Here is what I do to make the most money for my items on eBay:
- Use the 10 day auction. For only $0.20 more, it’s worth it to give buyers a few more days to bid on your auction.
- Start the auction at $0.01. Starting low means you’ll get more bids as initial bidders nickel and dime the auction up to a reasonable starting amount. An auction with more bids appears exciting and attracts more visits. Do not worry about the final price: if your item is really worth anything, and you described it well, it will garner a fair price by auction close. Only use a higher starting price if your item is truly one of a kind, prospective buyers are rare, and final selling prices on prior auctions are inconsistent. (Chances are exceedingly high that nothing sold by a reader of this blog is “one of a kind.”) A preferable alternative to a high starting price is a reserve price. What this means is that if the final auction value does not meet or exceed the reserve price, the auction is not binding.
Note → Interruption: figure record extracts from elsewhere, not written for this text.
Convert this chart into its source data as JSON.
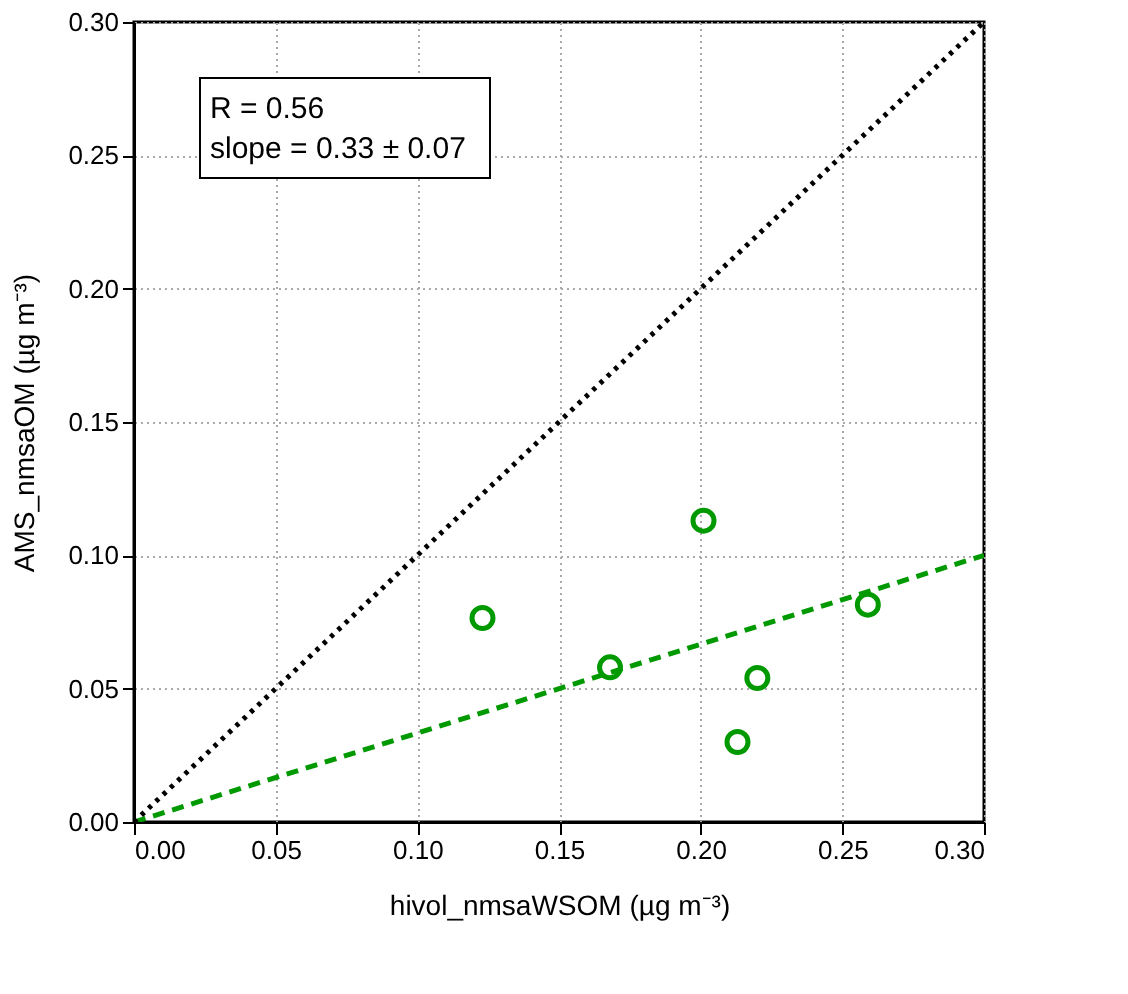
{
  "chart_data": {
    "type": "scatter",
    "xlabel": "hivol_nmsaWSOM (µg m⁻³)",
    "ylabel": "AMS_nmsaOM (µg m⁻³)",
    "annotations": [
      "R = 0.56",
      "slope = 0.33 ± 0.07"
    ],
    "series": [
      {
        "color": "#009900",
        "marker": "circle",
        "x": [
          0.123,
          0.168,
          0.201,
          0.213,
          0.22,
          0.259
        ],
        "values": [
          0.0765,
          0.058,
          0.113,
          0.03,
          0.054,
          0.0815
        ]
      },
      {
        "type": "line",
        "color": "#009900",
        "line_style": "dashed",
        "marker": "none",
        "x": [
          0,
          0.3
        ],
        "values": [
          0,
          0.1
        ]
      },
      {
        "type": "line",
        "color": "#000000",
        "line_style": "dotted",
        "marker": "none",
        "x": [
          0,
          0.3
        ],
        "values": [
          0,
          0.3
        ]
      }
    ],
    "xlim": [
      0,
      0.3
    ],
    "ylim": [
      0,
      0.3
    ],
    "xticks": [
      {
        "value": 0,
        "label": "0.00"
      },
      0.05,
      {
        "value": 0.1,
        "label": "0.10"
      },
      0.15,
      {
        "value": 0.2,
        "label": "0.20"
      },
      0.25,
      {
        "value": 0.3,
        "label": "0.30"
      }
    ],
    "yticks": [
      {
        "value": 0,
        "label": "0.00"
      },
      0.05,
      {
        "value": 0.1,
        "label": "0.10"
      },
      0.15,
      {
        "value": 0.2,
        "label": "0.20"
      },
      0.25,
      {
        "value": 0.3,
        "label": "0.30"
      }
    ],
    "grid": true
  }
}
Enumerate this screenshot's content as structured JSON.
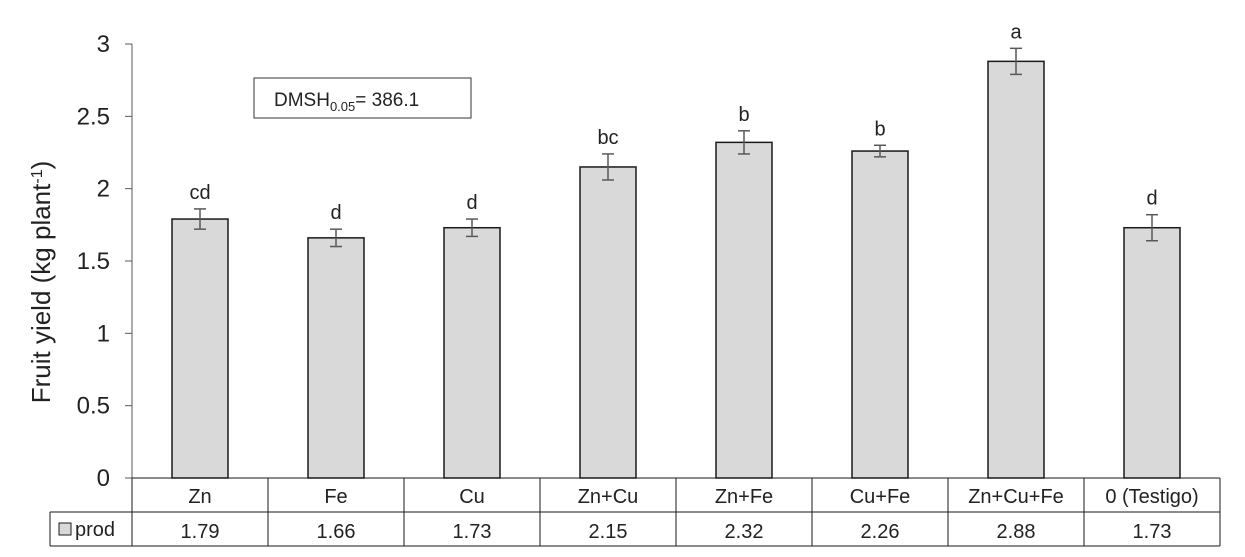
{
  "chart_data": {
    "type": "bar",
    "ylabel": "Fruit yield (kg plant",
    "ylabel_sup": "-1",
    "ylabel_end": ")",
    "ylim": [
      0,
      3
    ],
    "yticks": [
      "0",
      "0.5",
      "1",
      "1.5",
      "2",
      "2.5",
      "3"
    ],
    "grid": false,
    "categories": [
      "Zn",
      "Fe",
      "Cu",
      "Zn+Cu",
      "Zn+Fe",
      "Cu+Fe",
      "Zn+Cu+Fe",
      "0 (Testigo)"
    ],
    "series": [
      {
        "name": "prod",
        "values": [
          1.79,
          1.66,
          1.73,
          2.15,
          2.32,
          2.26,
          2.88,
          1.73
        ],
        "value_labels": [
          "1.79",
          "1.66",
          "1.73",
          "2.15",
          "2.32",
          "2.26",
          "2.88",
          "1.73"
        ],
        "errors": [
          0.07,
          0.06,
          0.06,
          0.09,
          0.08,
          0.04,
          0.09,
          0.09
        ],
        "letters": [
          "cd",
          "d",
          "d",
          "bc",
          "b",
          "b",
          "a",
          "d"
        ],
        "color": "#d9d9d9"
      }
    ],
    "annotation": {
      "prefix": "DMSH",
      "subscript": "0.05",
      "suffix": "= 386.1"
    },
    "data_table": true
  }
}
- Only charge actual shipping costs. Sellers who pad shipping expenses are dishonest. Furthermore, buyers will gravitate towards sellers who have cheap shipping. (If you don’t believe that, consider that Amazon.com does not charge shipping on orders above $25. What effect does that have on their sales?) Charge only what it costs to ship the item, and do not charge any “handling” costs unless this item’s shipping procedure is unusual. Provide shipping materials gratis. (This requires prior planning on your part: grab discarded boxes from work, save packing materials, buy when the are on sale, etc.) eBay has a handy feature where if you provide the dimensions and weight of the item beforehand, buyers can see the exact cost to ship the item to their door. This leads me to…
- Package the item beforehand. First, this gives you an opportunity to weigh the item. That way you can really know what it will cost to mail the item. Packaging adds weight; I’ve lost money on more than one auction when I failed to consider this. Second, what happens if you sell the item, receive payment, need to ship it the next day, but have no packaging? You have to make an expensive trip to the local office supply place and purchase packaging at full retail. What a great way to eliminate your profits! Had you prepared in advance, you may have been able to acquire boxes and packaging for free or cheap.
- Give a detailed, concise, and straightforward description. List all technical details about the item, accurately describe its condition, and be honest and open about defects. Do not use lots of fonts, colors, graphics, or other distracting junk. Keep the auction plain and readable. Your item will sell itself if you described it accurately.
- Do not be a used car salesman. Do not pad your description with chintzy text, graphics, or other crap. For example, “one of a kind,” “extra special,” “can’t miss,” etc. Give me a break. Do you want to make yourself look like a used car salesman?
- Lots and lots of good pictures. Include many detailed photos. Give close-ups of problem spots and good spots. Do not use fuzzy shots or ambiguous shots (for example, poor lighting that prevents the user from seeing the item properly). I can’t tell you how many car listings I have seen that probably would have gotten higher final auction values if the photos weren’t horrible. If you screwed up the shot, 1. get off your lazy ass and retake it, and 2. learn how not to make the same mistake in the future.
- Have a good feedback rating. I recommend a rating of at least 15 positives with no neutrals or negatives. Otherwise you will have a puny track record. Sellers with minimal, zero, or negative feedback often get horrible final auction values. You may need to make some purchases to get positive feedback.
- Be honest, be honest, be honest. Dishonesty will hurt your feedback rating, and long-term it will just cause more headaches than it’s worth. Don’t be like eDrop of Wichita (additional link).
- Use PayPal. PayPal has steep fees, but it’s much easier for buyers to pay you if you use PayPal. Look at it this way: if you didn’t use PayPal and eBay, would you have been able to sell the item in the first place? And if you were able to sell the item (probably at a garage sale), would you have gotten this much?
With these tactics, I have had many surprisingly lucrative auctions. I’ve sold a broken Holley carburetor for $150 (the problem was accurately described), a Testors model for $80, and two new PDAs at a slight profit.